Norma Rae, 1979. Director: Martin Ritt.

 

Norma Rae (Sally Field) es una madre viuda que vive con sus padres y trabaja, al igual que ellos, en la fábrica textil del pueblo. Las condiciones laborales de los trabajadores de la fábrica son muy malas, por lo que un sindicalista de Nueva York, Rubén Warshosky (Ron Leibman), acude a la fábrica para convencer a los trabajadores acerca de la importancia de crear un comité de empresa en la fábrica. Norma Rae será quien más confíe en él, y empieza a luchar por los derechos laborales, lo que es no sólo justo, sino, además, posible y necesario. Con muchas difi­cultades y con la ayuda de Rubén logra fundar en la fábrica un sin­dicato y, con ello, encuentra un sentido a su vida, hasta entonces vulgar y hasta despreciable.


Novecento, 1976. Director: Bernardo Bertolucci.

 

Novecento tiene diversos aspectos a tener en cuenta que hacen su visionado muy rico.
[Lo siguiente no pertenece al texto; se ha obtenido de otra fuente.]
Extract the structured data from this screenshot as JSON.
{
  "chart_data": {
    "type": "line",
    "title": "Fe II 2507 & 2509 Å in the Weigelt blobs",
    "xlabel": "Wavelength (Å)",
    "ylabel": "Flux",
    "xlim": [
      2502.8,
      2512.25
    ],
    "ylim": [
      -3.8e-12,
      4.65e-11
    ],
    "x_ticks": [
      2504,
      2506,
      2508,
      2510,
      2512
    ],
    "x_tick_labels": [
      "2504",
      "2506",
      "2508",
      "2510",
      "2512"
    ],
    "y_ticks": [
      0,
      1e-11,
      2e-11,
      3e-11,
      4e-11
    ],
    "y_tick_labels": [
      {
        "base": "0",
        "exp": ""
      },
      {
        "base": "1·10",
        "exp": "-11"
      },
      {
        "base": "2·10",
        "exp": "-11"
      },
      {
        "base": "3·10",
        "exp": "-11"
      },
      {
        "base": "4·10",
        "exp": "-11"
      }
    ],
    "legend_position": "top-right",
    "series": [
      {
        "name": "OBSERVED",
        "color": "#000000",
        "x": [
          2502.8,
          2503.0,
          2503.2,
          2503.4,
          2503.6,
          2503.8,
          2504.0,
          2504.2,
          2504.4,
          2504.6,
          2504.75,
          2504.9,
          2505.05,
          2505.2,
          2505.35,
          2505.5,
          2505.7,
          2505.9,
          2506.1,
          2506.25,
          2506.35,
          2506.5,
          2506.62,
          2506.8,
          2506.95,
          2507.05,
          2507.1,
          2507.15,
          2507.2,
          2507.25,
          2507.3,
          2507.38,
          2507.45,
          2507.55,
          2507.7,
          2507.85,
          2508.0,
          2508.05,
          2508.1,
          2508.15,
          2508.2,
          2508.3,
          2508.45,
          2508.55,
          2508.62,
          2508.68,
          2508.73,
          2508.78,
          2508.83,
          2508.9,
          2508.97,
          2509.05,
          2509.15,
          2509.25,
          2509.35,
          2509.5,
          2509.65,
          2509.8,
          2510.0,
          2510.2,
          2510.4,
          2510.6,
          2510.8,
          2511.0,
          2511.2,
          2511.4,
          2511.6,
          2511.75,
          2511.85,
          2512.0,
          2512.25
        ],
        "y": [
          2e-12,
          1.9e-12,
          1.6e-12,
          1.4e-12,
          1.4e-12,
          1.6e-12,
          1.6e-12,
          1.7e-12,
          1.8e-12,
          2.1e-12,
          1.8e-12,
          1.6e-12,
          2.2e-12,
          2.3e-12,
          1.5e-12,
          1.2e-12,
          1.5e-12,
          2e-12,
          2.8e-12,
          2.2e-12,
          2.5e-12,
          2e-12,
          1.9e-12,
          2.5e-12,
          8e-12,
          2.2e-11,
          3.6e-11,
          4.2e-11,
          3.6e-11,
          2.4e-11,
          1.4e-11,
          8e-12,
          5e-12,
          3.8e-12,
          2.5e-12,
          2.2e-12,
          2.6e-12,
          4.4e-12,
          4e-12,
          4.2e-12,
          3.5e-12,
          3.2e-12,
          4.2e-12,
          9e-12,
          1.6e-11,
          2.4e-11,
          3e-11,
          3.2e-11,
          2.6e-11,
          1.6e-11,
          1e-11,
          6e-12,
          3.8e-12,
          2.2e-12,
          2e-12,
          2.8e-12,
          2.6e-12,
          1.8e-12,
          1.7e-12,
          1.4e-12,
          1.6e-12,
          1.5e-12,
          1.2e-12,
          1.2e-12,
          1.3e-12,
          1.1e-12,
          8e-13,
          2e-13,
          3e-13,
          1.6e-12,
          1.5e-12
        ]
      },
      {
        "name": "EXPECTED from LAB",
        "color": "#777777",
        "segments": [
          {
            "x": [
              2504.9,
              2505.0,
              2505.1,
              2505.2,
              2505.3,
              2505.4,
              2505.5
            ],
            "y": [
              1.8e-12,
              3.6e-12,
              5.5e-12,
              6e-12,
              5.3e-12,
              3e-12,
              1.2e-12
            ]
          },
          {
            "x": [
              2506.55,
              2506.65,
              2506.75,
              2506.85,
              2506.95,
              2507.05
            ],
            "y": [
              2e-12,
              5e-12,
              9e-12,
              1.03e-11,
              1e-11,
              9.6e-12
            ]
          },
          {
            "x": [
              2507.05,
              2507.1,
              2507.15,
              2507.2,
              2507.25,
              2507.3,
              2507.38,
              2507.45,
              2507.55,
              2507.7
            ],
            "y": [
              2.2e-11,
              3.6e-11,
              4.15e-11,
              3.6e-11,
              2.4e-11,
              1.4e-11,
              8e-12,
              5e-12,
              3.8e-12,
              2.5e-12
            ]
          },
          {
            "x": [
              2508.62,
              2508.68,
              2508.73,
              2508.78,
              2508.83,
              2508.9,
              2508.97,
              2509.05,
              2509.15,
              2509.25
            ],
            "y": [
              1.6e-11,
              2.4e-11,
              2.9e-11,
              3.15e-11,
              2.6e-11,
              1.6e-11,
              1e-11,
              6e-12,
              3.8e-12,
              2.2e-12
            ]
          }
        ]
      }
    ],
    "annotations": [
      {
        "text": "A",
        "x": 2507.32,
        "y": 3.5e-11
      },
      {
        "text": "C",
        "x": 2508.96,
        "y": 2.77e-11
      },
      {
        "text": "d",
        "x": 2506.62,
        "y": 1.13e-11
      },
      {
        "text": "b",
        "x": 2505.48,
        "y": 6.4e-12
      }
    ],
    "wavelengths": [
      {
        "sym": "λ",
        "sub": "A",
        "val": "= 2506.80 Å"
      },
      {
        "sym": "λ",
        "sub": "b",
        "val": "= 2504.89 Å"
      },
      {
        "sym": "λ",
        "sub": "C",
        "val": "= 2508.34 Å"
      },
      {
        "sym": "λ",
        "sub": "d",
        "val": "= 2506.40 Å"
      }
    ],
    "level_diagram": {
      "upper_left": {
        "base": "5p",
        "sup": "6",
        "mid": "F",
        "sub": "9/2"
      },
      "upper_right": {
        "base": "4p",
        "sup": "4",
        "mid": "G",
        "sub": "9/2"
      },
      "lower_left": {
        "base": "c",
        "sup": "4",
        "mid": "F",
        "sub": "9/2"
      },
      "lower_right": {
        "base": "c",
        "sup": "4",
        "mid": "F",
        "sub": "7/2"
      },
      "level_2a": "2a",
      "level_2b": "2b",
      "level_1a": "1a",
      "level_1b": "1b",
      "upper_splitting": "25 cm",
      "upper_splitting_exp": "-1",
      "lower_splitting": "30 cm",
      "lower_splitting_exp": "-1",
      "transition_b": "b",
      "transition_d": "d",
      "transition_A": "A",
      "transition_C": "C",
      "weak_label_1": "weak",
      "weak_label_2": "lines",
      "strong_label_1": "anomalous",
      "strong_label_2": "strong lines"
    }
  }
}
Una película que expone perfectamente la lucha de clases (Bertolucci plantea la historia desde una perspectiva y filosofía marxista), la situación del campesinado italiano, y sobre todo, la rica visión de una familia de patronos y una familia de campesinos. También, expone a la perfección la subida del fascismo al poder y el nacimiento del movimiento comunista italiano. Así Novecento se convierte en una interesante película histórica.
Toda la historia comienza el día en que muere Giuseppe Verdi, 27 de enero de 1901, día en el que nacen dos niños: el nieto del patrón, Alfredo, y el hijo de la familia campesina, Olmo. Sus vidas transcurren paralelas pero llenas de encuentros -ambos se profesan cariño y amistad-, pero su distinta posición social, postura ante el poder e ideología política, separa a estos dos hombres, que, sin embargo, siempre se encontrarán frente a frente.


Pan y rosas, 2000. Director: Ken Loach.

 

Maya ha dejado a su madre en Cuernavaca para pasar a los Estados Unidos. Después de diversas peripecias, ella llega a Los Ángeles donde vive desde hace tiempo su hermana Rosa. Enérgica y decidida, Maya encuentra un primer trabajo de camarera en un bar de noche que encuentra gracias a Rosa, empleada en una empresa de limpieza. Maya se encuentra en medio de un ejército de empleados de todas las nacionalidades que operan durante la noche en los despachos de los edificios de Los Ángeles. Ella descubre las condiciones en las cuales trabajan los inmigrantes que no tienen los papeles en regla. Un encuentro con Sam, un apasionado activista norteamericano, es decisivo para que emprendan una campaña de lucha contra sus empleadores. Pero ese combate las pone en peligro de perder su sustento, amenaza a su familia y supone para ellas el riesgo de ser expulsadas del país. Pan y Rosas es una película acerca de cómo las comunidades más marginadas de Los Ángeles se atreven a enfrentarse con sus jefes contra viento y marea.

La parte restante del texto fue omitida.